В этот раз полк майора Хромова задержался в Куйбышеве аж до ноября. Основная проблема, с которой столкнулись летчики, заключалась в дикой нехватке самолетов. Многие заводы эвакуировали из западных областей СССР, они находились в пути или только-только начинали налаживать производство на новом месте и по понятным причинам не могли удовлетворить запросы военных.
Командование полка несколько раз ездило на Куйбышевский авиационный, пыталось хоть как-то сдвинуть дело с мертвой точки, но тщетно. На все уговоры, просьбы и даже угрозы каждый раз следовал неизменный ответ: «Машин нет!»

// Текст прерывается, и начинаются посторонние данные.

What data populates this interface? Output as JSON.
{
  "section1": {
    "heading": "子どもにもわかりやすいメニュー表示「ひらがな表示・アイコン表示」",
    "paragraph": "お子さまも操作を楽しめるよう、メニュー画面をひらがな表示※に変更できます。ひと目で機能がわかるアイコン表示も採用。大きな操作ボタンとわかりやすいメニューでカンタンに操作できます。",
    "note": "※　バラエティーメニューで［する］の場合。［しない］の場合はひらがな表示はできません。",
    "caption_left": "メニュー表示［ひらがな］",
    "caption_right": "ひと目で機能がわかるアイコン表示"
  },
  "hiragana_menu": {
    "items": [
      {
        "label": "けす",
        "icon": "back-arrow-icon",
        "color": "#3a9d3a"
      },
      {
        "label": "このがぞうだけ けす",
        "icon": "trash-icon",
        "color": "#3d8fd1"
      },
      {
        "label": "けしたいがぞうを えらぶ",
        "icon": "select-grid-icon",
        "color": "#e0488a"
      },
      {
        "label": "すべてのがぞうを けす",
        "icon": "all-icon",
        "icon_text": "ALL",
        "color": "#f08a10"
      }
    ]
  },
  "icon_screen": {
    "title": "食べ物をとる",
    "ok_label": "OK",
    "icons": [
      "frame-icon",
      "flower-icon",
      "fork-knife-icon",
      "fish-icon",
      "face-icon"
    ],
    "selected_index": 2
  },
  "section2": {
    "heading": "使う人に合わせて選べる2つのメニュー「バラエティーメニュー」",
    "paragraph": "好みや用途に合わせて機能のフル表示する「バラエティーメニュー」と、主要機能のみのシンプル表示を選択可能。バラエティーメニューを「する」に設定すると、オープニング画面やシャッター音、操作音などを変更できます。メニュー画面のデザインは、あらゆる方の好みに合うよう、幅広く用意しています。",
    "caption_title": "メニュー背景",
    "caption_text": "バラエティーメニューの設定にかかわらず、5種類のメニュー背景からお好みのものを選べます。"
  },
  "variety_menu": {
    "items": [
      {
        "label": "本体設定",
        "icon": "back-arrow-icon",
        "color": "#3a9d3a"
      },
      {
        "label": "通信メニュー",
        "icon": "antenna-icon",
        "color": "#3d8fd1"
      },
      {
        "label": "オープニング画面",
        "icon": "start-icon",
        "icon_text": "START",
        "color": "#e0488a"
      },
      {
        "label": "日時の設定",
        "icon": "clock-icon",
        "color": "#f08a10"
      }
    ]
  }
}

Все, что удалось выбить с превеликим трудом в несколько приемов, — это пять «Ил-2». Зато в двухместной модификации. Один — учебная спарка. Комполка долго чертыхался, вздыхал сокрушенно, а потом приказал составить график полета на них таким образом, чтобы самолеты не простаивали ни одной минуты. Ну и, само собой, основной упор был сделан на доведении до нужных кондиций новых пилотов, коих опять набралось изрядное количество.

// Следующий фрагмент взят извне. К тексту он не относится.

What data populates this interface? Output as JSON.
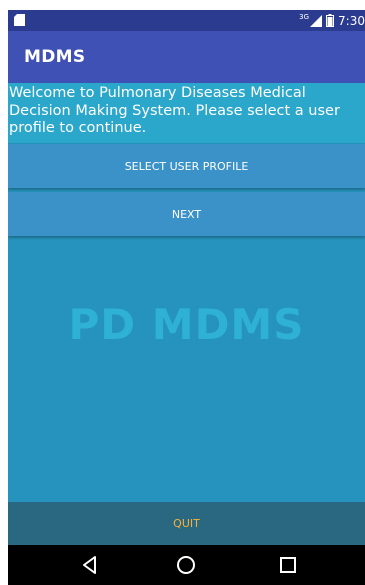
{
  "status_bar": {
    "network_label": "3G",
    "time": "7:30"
  },
  "app_bar": {
    "title": "MDMS"
  },
  "welcome": {
    "message": "Welcome to Pulmonary Diseases Medical Decision Making System. Please select a user profile to continue."
  },
  "buttons": {
    "select_profile": "SELECT USER PROFILE",
    "next": "NEXT",
    "quit": "QUIT"
  },
  "watermark": {
    "text": "PD MDMS"
  },
  "colors": {
    "status_bar": "#2b3b8f",
    "app_bar": "#3f51b5",
    "background": "#2593bd",
    "welcome_bg": "#2aa7cb",
    "button_bg": "#3b92c9",
    "watermark": "#2fb0d5",
    "quit_bg": "#2a6781",
    "quit_text": "#f4b23b"
  },
  "icons": {
    "status_left": "sd-card-icon",
    "signal": "signal-icon",
    "battery": "battery-icon",
    "nav_back": "back-icon",
    "nav_home": "home-icon",
    "nav_recent": "recent-apps-icon"
  }
}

Малахов ходил мрачнее тучи. После смерти отца он хотел только одного — мстить! А ему вместо этого приходилось возиться с плохо обученными летчиками далеко в тылу. Дошло до того, что он подал рапорт Хромову с требованием отправить его на фронт, в действующую армию.
— Скажи-ка мне, капитан, — миролюбиво начал комполка, вызвав комэска к себе, — что самое главное при оценке боеспособности штурмового авиаполка?
Малахов посмотрел на командира настороженно, подозревая подвох. И потому счел за благо промолчать и всем своим видом изобразить полнейшее неведение.